O sabor azedo da maçã e nossos eternos desterros

Giovani Miguez • 16 de abril de 2025

 A vida inteira a gente vai trombando com "frutos do conhecimento" que nos tiram de outros "paraísos" que a gente tinha construído.

A psicanalista Melanie Klein, com seu olhar que radiografava a alma infantil e suas projeções na vida adulta, cravou uma frase que cutuca: "Toda vez que provamos o fruto da árvore do conhecimento somos expulsos de algum paraíso". A lembrança do Éden bíblico surge, claro, mas ganha um peso psicológico bem mais denso na leitura dela. Para Klein, essa expulsão não é um evento isolado lá no começo dos tempos, mas um processo que nos acompanha, grudado na nossa própria evolução como seres humanos.


Aquele "paraíso" original, na visão da psicanalista, fala daquela sensação de completude total do bebê, onde ele se sente um só com a mãe, como se o mundo girasse ao seu redor sem atrito. É um Éden particular, movido pela satisfação imediata, sem espaço para a frustração. Morder o fruto do conhecimento, nesse instante inicial, significa o baque de perceber que não é bem assim, que existe uma separação, que as coisas faltam e que nem tudo é só alegria. A mãe, antes vista como uma fada madrinha onipotente, se revela alguém à parte, com suas próprias necessidades e limites. Essa primeira dentada na maçã da realidade infantil é, sem dúvida, um chute para fora daquele paraíso de união.


Só que a sabedoria de Klein não para nessa primeira perda. A vida inteira a gente vai trombando com "frutos do conhecimento" que nos tiram de outros "paraísos" que a gente tinha construído. Cada vez que entendemos algo novo sobre nós, sobre os outros ou sobre o mundo, rola uma perda de alguma ilusão, de uma crença que nos dava segurança, de uma idealização que nos protegia.


Pensa na adolescência, por exemplo, com aquele despertar da sexualidade e a confusão dos relacionamentos. O paraíso da infância sem grandes preocupações e com as certezas da família se esvai quando a gente prova o gosto agridoce da autonomia e da responsabilidade individual. As primeiras paixões, com seus inevitáveis tombos, nos jogam para fora do paraíso daquela fantasia romântica pura.

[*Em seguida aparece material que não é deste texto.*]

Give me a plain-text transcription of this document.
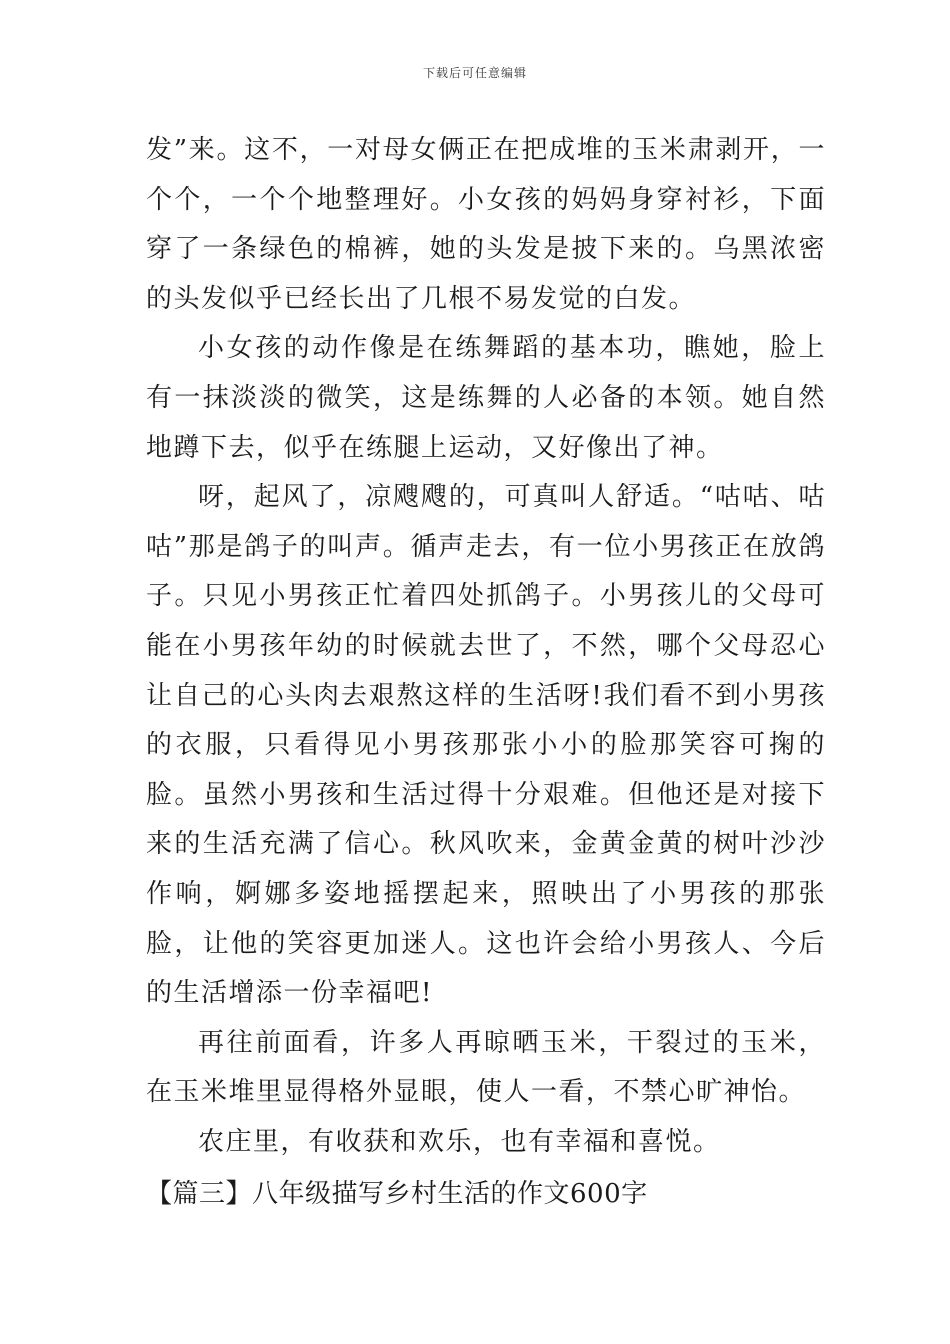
下载后可任意编辑

发”来。这不，一对母女俩正在把成堆的玉米肃剥开，一个个，一个个地整理好。小女孩的妈妈身穿衬衫，下面穿了一条绿色的棉裤，她的头发是披下来的。乌黑浓密的头发似乎已经长出了几根不易发觉的白发。

小女孩的动作像是在练舞蹈的基本功，瞧她，脸上有一抹淡淡的微笑，这是练舞的人必备的本领。她自然地蹲下去，似乎在练腿上运动，又好像出了神。

呀，起风了，凉飕飕的，可真叫人舒适。“咕咕、咕咕”那是鸽子的叫声。循声走去，有一位小男孩正在放鸽子。只见小男孩正忙着四处抓鸽子。小男孩儿的父母可能在小男孩年幼的时候就去世了，不然，哪个父母忍心让自己的心头肉去艰熬这样的生活呀!我们看不到小男孩的衣服，只看得见小男孩那张小小的脸那笑容可掬的脸。虽然小男孩和生活过得十分艰难。但他还是对接下来的生活充满了信心。秋风吹来，金黄金黄的树叶沙沙作响，婀娜多姿地摇摆起来，照映出了小男孩的那张脸，让他的笑容更加迷人。这也许会给小男孩人、今后的生活增添一份幸福吧!

再往前面看，许多人再晾晒玉米，干裂过的玉米，在玉米堆里显得格外显眼，使人一看，不禁心旷神怡。

农庄里，有收获和欢乐，也有幸福和喜悦。

【篇三】八年级描写乡村生活的作文600字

Na vida adulta, a luta na profissão, a formação de uma família, o enfrentamento das perdas e das frustrações são tudo mordidas em frutos que nos afastam de paraísos imaginados. A busca por um bom emprego nos coloca diante da competição e da injustiça, quebrando o paraíso da meritocracia perfeita. Ter filhos nos tira daquele paraíso da liberdade sem amarras. Envelhecer nos arranca do paraíso da juventude eterna.


O que é bonito e ao mesmo tempo doloroso na visão de Klein é essa certeza de que não tem volta. Não dá para voltar para aquele Éden perdido, seja ele a união total com a mãe, a inocência da infância ou qualquer outra fantasia que a gente tenha criado. O conhecimento, mesmo quando dói, é um caminho sem retorno.

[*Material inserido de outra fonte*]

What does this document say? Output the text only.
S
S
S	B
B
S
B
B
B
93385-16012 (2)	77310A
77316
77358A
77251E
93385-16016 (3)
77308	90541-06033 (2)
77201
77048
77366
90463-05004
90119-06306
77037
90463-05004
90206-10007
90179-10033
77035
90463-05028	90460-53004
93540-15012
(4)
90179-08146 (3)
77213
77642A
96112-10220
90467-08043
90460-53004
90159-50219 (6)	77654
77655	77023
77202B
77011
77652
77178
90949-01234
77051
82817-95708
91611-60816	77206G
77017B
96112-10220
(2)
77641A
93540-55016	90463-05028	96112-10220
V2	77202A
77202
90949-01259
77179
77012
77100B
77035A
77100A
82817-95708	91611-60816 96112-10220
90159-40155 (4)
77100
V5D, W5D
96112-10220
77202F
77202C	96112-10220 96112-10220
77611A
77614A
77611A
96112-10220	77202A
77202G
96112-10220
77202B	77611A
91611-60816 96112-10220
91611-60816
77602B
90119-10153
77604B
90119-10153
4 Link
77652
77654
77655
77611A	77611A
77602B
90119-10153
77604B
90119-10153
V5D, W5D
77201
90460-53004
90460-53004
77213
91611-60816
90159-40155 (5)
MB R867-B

Só que essa expulsão não precisa ser só uma coisa ruim. Se aquele paraíso perdido era meio que uma bolha de ilusão e de falta de alguma coisa, a caminhada pelo conhecimento, mesmo com os perrengues e as perdas, nos leva a entender melhor a realidade e a nós mesmos. A dor de se separar da mãe no começo, por exemplo, é fundamental para a gente virar um indivíduo com suas próprias características e para conseguir ter relações mais maduras.


Então, essa frase de Klein nos faz pensar sobre como o conhecimento é uma faca de dois gumes. Ele nos tira de um lugar de conforto que, no fundo, era uma mentira, mas nos aproxima de uma verdade mais complexa e que pode nos enriquecer de verdade. Cada "expulsão" é, no fim das contas, um chamado para crescer, para se adaptar e para construir novos "paraísos" – talvez menos perfeitos, mas com certeza mais fortes e ligados à vida real. O sabor azedo da maçã do conhecimento é o preço que a gente paga por ser humano e estar sempre mudando.